Esta buena noticia nos llegó por teléfono cuando estábamos preparando el número actual dedicado a la poesía y tratábamos de ordenar la avalancha de originales, papeles y plicas participantes en el Premio Lorenzo Gomis. Al oír la conversación, la cabeza de un compañero asomó por detrás de una montaña de sobres y versos: “¿Y del fomento a la escritura no dice nada el premio?”, preguntó. Y es que no unas cuantas docenas sino 315 personas de todos los rincones del país se animaron a pensar, componer y responder a la convocatoria, de manera que recibimos, encantados, más de 800 poemas. Modestamente expresado, eso parece un éxito. En las páginas del Pliego de Poesía encontrarán el resultado. Y en la portada de la revista, una bella evocación de la sutilidad de lo poético en la nervadura de una frágil hoja otoñal convertida en velo que matiza o tamiza la mirada. Esta bella imagen incluye además un guiño a otra coincidencia feliz: su autora, Sonia Pulido, ha ganado también este año el Premio Nacional de Ilustración. Doble alegría. Fortuna es ciega, pero ve.

Estas concomitancias no las interpretamos, naturalmente, como una carambola de billares sino como un acto de justicia poética que habría hecho sonreír a Lorenzo Gomis, un poco abrumado por tantos versos convocados por su nombre. Lorenzo, a quien tanto recordamos, nos dejó hace 15 años convencido de la improbabilidad de una revista que llevaba 50 años dirigiendo. Estaría seguramente contento de saber que El Ciervo sigue tan improbable como siempre, e incluso gana premios a los que no se presenta.
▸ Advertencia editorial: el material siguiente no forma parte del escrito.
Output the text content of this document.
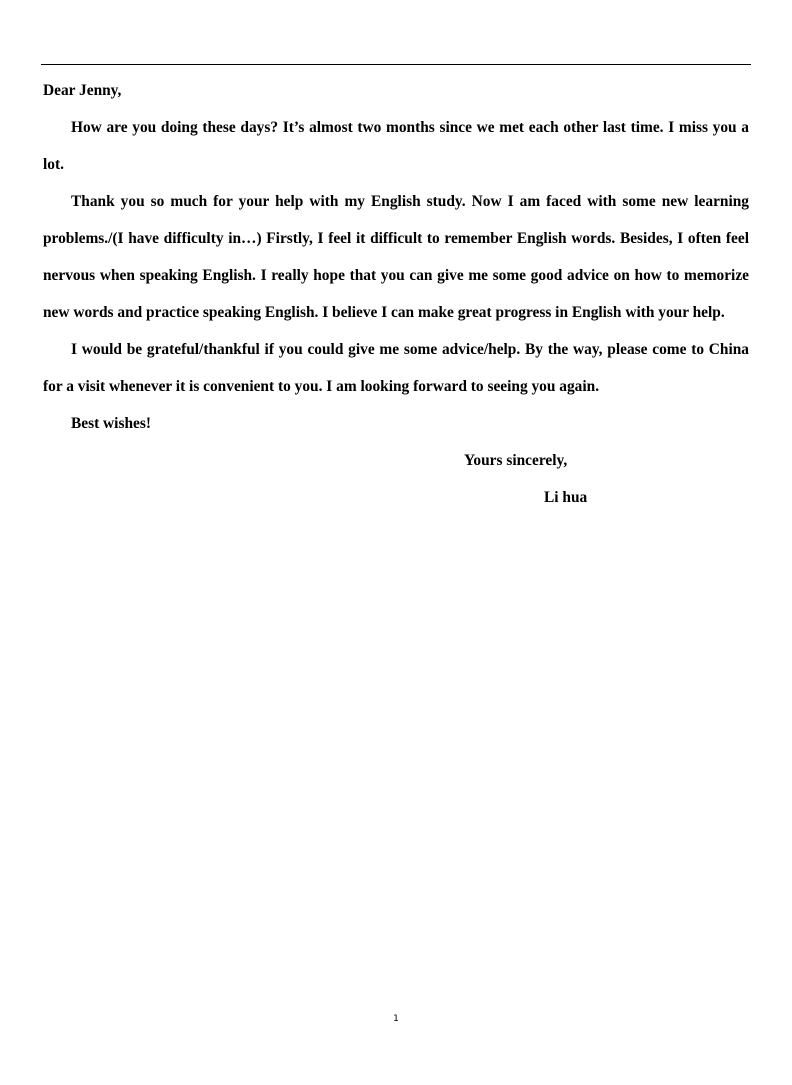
Dear Jenny,

How are you doing these days? It’s almost two months since we met each other last time. I miss you a lot.

Thank you so much for your help with my English study. Now I am faced with some new learning problems./(I have difficulty in…) Firstly, I feel it difficult to remember English words. Besides, I often feel nervous when speaking English. I really hope that you can give me some good advice on how to memorize new words and practice speaking English. I believe I can make great progress in English with your help.

I would be grateful/thankful if you could give me some advice/help. By the way, please come to China for a visit whenever it is convenient to you. I am looking forward to seeing you again.

Best wishes!

Yours sincerely,

Li hua

1
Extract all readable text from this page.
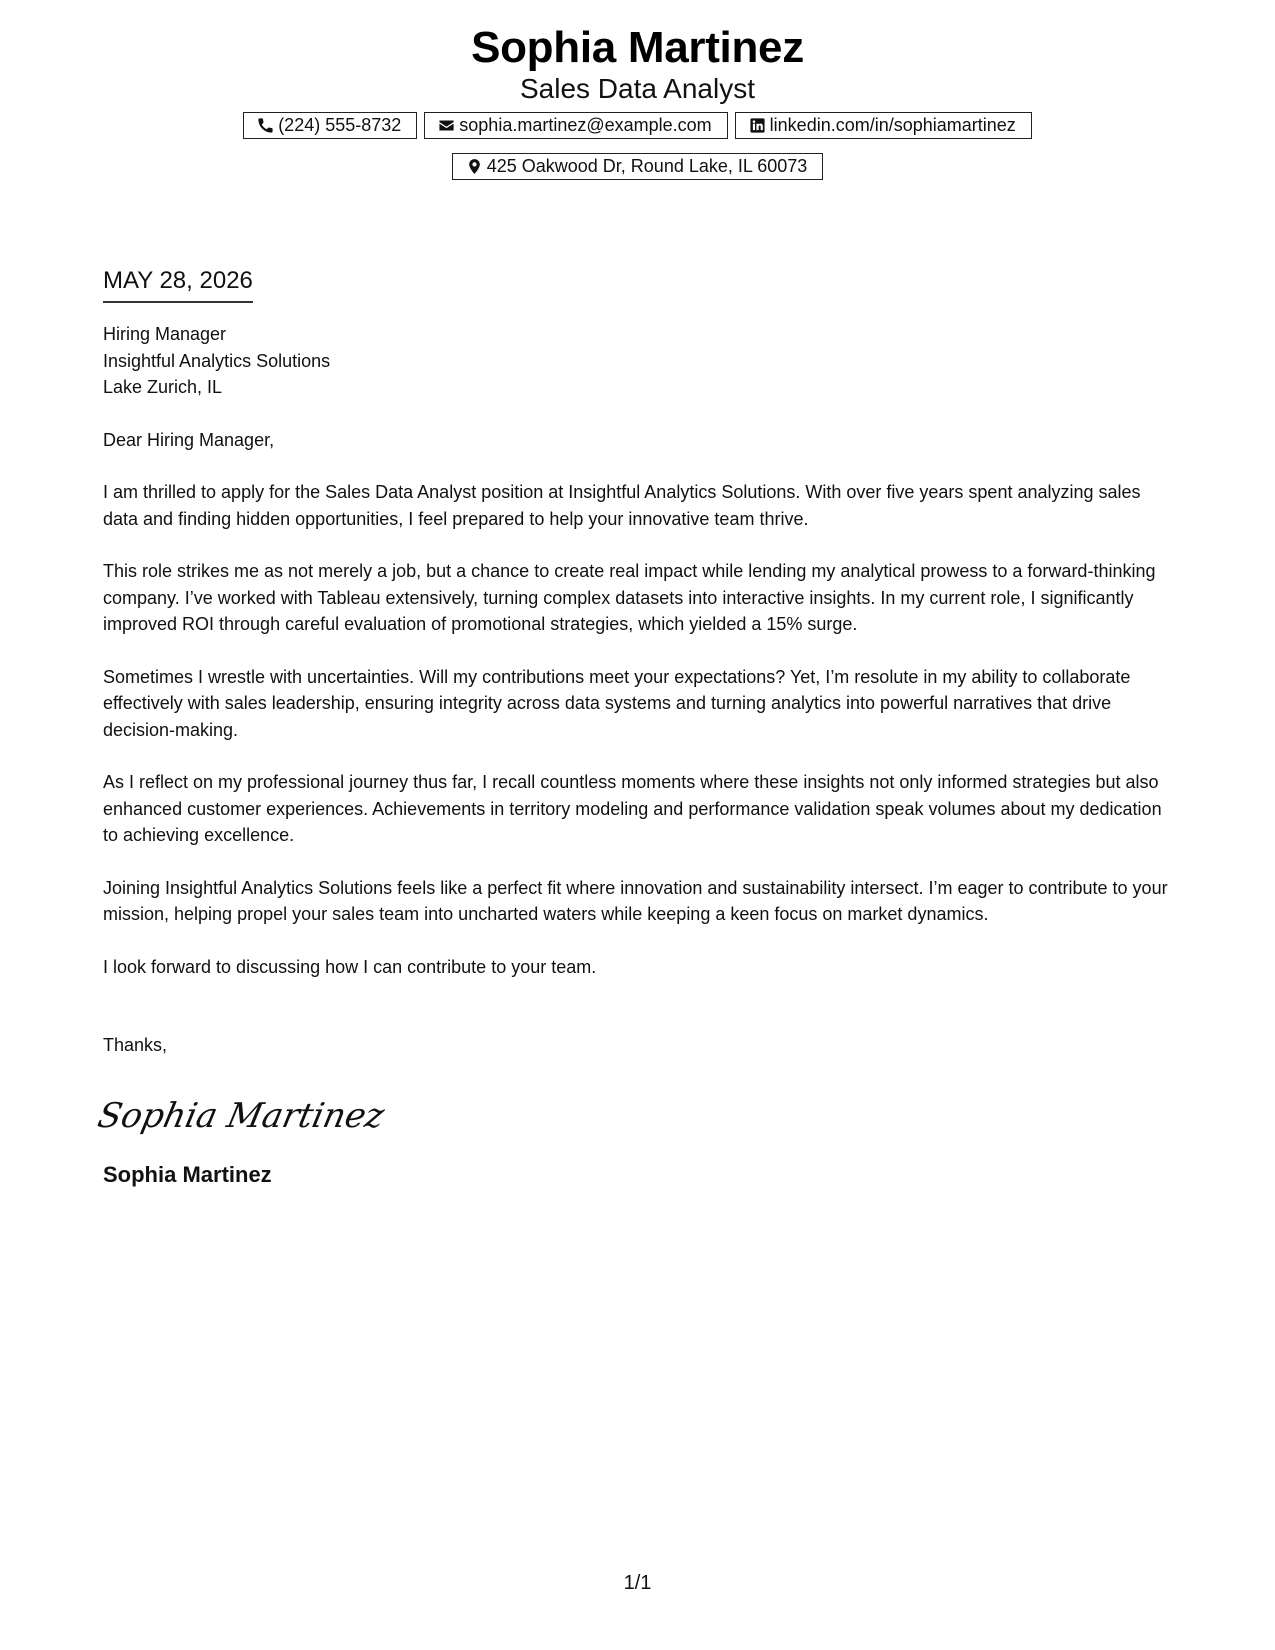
Sophia Martinez
Sales Data Analyst
(224) 555-8732	sophia.martinez@example.com	linkedin.com/in/sophiamartinez
425 Oakwood Dr, Round Lake, IL 60073
MAY 28, 2026
Hiring Manager
Insightful Analytics Solutions
Lake Zurich, IL
Dear Hiring Manager,

I am thrilled to apply for the Sales Data Analyst position at Insightful Analytics Solutions. With over five years spent analyzing sales data and finding hidden opportunities, I feel prepared to help your innovative team thrive.

This role strikes me as not merely a job, but a chance to create real impact while lending my analytical prowess to a forward-thinking company. I’ve worked with Tableau extensively, turning complex datasets into interactive insights. In my current role, I significantly improved ROI through careful evaluation of promotional strategies, which yielded a 15% surge.

Sometimes I wrestle with uncertainties. Will my contributions meet your expectations? Yet, I’m resolute in my ability to collaborate effectively with sales leadership, ensuring integrity across data systems and turning analytics into powerful narratives that drive decision-making.

As I reflect on my professional journey thus far, I recall countless moments where these insights not only informed strategies but also enhanced customer experiences. Achievements in territory modeling and performance validation speak volumes about my dedication to achieving excellence.

Joining Insightful Analytics Solutions feels like a perfect fit where innovation and sustainability intersect. I’m eager to contribute to your mission, helping propel your sales team into uncharted waters while keeping a keen focus on market dynamics.

I look forward to discussing how I can contribute to your team.

Thanks,
Sophia Martinez
Sophia Martinez
1/1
También en estos días de pandemia y mascarilla se ha fallado el Memorial Joan Gomis de Periodismo Solidario. Lo ha ganado un documental sobre una experiencia piloto puesta en práctica en la escuela de un barrio donde se educa en los valores de la paz. Se enseña a practicar civismo, eso que tan poco abunda y que para el filósofo (y teólogo) coreano-berlinés de moda Byung-Chul Han explica el éxito de la lucha contra la covid en Japón y otras democracias orientales. El Memorial premia también la trayectoria de dos periodistas que recorren el mundo mostrando cómo el agua da vida y da muerte. Educación y agua. Si son dos bienes de primerísima necesidad, parece pertinente preguntarnos por qué escasean. ¿Qué hacemos mal?

Tantas cosas, claro. Pero incluso en un tiempo doloroso como este se divisa, si se quiere, una leve luz en la tiniebla. Puede ser un espejismo, pero qué es la esperanza sino una expresión de voluntad, el deseo de aguantar, de levantarnos y seguir. Así, terminamos este mal año con buenas noticias de premios, y no debemos pedir perdón por ello. Fomento de la lectura, poesía, periodismo solidario, 70 cumpleaños y seguimos buscando esa luz. Qué más queremos. Pues, sí: hacerlo juntos, con todos ustedes, y que seamos muchos más.